DSF32 TOPICS: “Fear; Balance; Happiness.”

TOPICS: “Fear;  Balance;  Happiness.”

I am very grateful to be here.

This site has been my life line for several years now

these topics, I relate to them & the others sharers this morning.

I too, turned my back on god for a while

doing it on my own

I found that didn’t help me very much

I had to ask god for a lot of help in my program

even to be able to focus on me at all

which was not only terrifying at first but I was also

guilt laden for that year, while I was diligently practicing focusing on self.

I had to ask for help and to be shown the way

because it was foreign territory for me

then I realized, that when I look into the future

even one iota

fear comes bubbling up

the acronym that helped me the most because of my habitual – projecting

was- future events arent real

because it isn’t reality – simply put.

When we go off to “what if’s,” and try to speculate

it is just coming from our own imaginations

and I projected and thought of the worst possible scenarios and people.

As I let go of it and practice being in the NOW

I felt that fear dissipate.

Also realizing — that anything we attempt to do

that we’ve never done before

is naturally going to be a little scary to us

just because it is new

and that is ok.

We don’t have to get the fear gone

before we attempt to move forward in our lives.

I was told this was the definition of courage

but I didn’t want to focus on that

because courage seemed – so “big” and daunting.

I just focused on doing it anyway, in spite of the fear

and telling myself it was ok – it was NEW behavior.

The NOW is reality

the now is when we can take action and make a change.

It is very exciting and empowering

to simply make that first change and see the new results/consequences.

Whatever I do for me and my program, pays me back in some way.

So all the years of wasted efforts

attempting to please others

what a joke and a royal waste of time

life is short.

You will NEVER please everyone, nor can you make others happy

but if you work to please YOUrself

you have the greatest chance of actually being able to accomplish ~ pleasing a person.

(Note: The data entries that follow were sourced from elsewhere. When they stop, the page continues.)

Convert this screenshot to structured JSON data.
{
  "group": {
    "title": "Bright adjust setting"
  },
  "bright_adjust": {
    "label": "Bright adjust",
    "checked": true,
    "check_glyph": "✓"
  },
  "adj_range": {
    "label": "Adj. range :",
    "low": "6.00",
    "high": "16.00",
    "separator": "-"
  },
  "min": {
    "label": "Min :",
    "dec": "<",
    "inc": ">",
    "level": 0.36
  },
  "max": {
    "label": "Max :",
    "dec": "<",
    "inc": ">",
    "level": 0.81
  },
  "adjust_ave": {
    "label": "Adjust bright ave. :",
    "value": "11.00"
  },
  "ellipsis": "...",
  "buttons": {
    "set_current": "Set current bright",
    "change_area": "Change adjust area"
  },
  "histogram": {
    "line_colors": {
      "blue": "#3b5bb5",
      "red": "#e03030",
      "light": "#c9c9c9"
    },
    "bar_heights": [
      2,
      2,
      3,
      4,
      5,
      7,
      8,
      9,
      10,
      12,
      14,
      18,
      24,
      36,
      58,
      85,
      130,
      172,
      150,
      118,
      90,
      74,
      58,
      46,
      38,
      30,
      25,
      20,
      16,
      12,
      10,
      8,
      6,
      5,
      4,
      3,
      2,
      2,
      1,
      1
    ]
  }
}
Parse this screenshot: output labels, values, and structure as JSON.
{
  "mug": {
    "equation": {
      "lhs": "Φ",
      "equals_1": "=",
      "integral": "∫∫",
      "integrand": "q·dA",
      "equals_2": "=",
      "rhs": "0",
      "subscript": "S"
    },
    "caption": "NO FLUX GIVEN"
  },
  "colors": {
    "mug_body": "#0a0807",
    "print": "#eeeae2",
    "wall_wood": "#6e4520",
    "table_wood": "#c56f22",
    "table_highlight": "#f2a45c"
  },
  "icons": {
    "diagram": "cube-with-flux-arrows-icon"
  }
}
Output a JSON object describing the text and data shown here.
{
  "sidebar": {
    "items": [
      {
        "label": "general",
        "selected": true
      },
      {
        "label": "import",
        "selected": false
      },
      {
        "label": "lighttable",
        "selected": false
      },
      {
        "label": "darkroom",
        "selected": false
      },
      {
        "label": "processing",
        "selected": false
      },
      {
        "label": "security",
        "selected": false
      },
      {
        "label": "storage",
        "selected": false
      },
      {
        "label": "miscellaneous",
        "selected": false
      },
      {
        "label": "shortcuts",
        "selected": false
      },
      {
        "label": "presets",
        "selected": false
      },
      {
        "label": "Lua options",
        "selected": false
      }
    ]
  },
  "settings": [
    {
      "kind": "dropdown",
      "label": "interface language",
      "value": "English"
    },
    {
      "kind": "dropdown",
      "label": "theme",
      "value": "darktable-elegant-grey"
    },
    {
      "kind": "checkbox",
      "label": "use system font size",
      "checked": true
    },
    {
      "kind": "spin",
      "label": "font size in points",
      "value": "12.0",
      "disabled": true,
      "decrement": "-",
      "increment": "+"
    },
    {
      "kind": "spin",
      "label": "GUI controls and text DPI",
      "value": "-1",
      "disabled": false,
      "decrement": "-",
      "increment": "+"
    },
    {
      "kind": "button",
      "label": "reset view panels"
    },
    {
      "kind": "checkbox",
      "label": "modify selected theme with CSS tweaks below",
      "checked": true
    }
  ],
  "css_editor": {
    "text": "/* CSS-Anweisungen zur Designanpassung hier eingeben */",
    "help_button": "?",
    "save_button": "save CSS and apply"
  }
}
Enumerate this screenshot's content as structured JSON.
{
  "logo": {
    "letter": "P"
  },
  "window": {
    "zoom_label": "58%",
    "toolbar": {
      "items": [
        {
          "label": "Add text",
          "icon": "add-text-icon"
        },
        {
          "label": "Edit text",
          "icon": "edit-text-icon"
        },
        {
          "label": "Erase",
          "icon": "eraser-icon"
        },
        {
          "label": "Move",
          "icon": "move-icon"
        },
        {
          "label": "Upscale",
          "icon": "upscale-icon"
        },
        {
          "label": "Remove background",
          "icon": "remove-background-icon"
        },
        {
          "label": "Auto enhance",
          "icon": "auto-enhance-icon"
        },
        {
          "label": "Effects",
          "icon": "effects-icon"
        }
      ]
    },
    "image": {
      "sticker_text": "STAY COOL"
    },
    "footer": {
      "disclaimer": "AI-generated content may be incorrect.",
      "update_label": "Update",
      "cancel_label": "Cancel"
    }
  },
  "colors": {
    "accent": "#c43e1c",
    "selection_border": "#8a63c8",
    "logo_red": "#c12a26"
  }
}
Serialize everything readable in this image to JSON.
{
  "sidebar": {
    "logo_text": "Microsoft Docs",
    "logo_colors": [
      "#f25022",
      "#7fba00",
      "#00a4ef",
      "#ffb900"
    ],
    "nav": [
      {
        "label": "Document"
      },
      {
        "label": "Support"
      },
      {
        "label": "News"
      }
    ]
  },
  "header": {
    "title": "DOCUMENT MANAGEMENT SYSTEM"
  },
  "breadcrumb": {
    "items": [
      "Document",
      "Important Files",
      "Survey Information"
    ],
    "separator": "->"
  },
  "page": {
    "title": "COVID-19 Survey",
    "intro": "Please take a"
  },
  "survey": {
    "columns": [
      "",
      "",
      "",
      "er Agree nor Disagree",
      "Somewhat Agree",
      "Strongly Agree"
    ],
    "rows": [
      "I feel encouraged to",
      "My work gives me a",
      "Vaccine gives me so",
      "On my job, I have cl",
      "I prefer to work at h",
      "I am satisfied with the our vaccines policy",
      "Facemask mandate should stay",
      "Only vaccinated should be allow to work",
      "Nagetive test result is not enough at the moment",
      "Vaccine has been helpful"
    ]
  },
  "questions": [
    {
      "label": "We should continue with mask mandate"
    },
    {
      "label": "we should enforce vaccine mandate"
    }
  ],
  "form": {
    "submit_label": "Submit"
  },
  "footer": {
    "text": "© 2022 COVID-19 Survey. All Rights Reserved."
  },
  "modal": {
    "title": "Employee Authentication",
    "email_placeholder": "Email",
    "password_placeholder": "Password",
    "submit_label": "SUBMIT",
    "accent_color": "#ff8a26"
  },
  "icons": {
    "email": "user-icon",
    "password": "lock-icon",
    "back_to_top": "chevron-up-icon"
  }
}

I won’t talk about balance because I feel it eludes me lol

happiness however

I have found the well inner joy

the kind I had as a little kid – at 10 y/o or so is when it went away

and I became skeptical, bored & even jaded.

I began to expect things

and project about what I assumed would occur

waiting for the other shoe to drop.

As a kid that helped me because

I didn’t get too happy or excited anymore – I no longer got my hopes up

because of what was going on in the house.

For example, my mom would give me a gift

but if I didn’t jump on it in her timely fashion

which was right away or seem overly interested or excited about it

she thought I wasnt interested at all and she would give it to someone else.

I felt like I couldn’t trust her that much anymore, I felt betrayed sometimes.

Anyway – I’ve forgiven that now and am digressing

but I did tap into rage at that age and that stuck with me to adulthood.

This was a coping mechanism I adopted in childhood thinking it would

protect me from being hurt.

As an adult, it wasnt serving me anymore

its like a wall (defense) that I got stuck behind always

expecting the absolute worst.

I got into NOW and began the work of self-love.

Then began what turned out to be the year of forgiveness work.

Shortly after that I began to feel real happiness coming up in me

and I noticed this – shoe dropping/expectant waiting experience -

of not allowing myself to get over joyed anymore or hopeful.

What a waste of good times, life and experiences I could have been having.

I am not going to kick me about it anymore.  I can say that I am grateful now that

I have shared this experience with a member here.  My fear of joy or my rejection of it.

She said, “so what is going to happen if you do feel over joyed, do it.”

Because I had told her that I was so afraid to feel it.

I started to consider it and I thought, ‘yeah, what can happen?’  I gave into this joy and

I felt like I was going to explode with energy.

Over the next few days the elated excitement calmed down

but the overflowing joy remained.  I began to feel more calm.

How I got to that feeling that joy and having that realization was this:

I began to focus on all of the little things I was grateful for in my life, day and reality.

The little incidental stuff that we don’t normally pay much attention to-

like the fact I was feeding myself healthy nutritious food

or that I valued and was actively loving me in the moment(s), my cats, my family and friends.

I don’t want to diminish how vitally important it is to forgive YOUrself and others

because that was free-ing me from the past and the pain

from the abusers and abusive/traumatic episodes I endured.

Forgiving me, was honoring me

and it is about loving me with compassion and understanding.

All of the dark, scarred and cloudy things that were in my soul now

had light pouring out of them.

I began to see myself like a crystal with lots of fragmented broken bits inside

that the light now made it appear to kaleidoscope out of me in a new and beautiful way.

I am grateful for the pain because it has lead me here, to a place of transformation and liberation.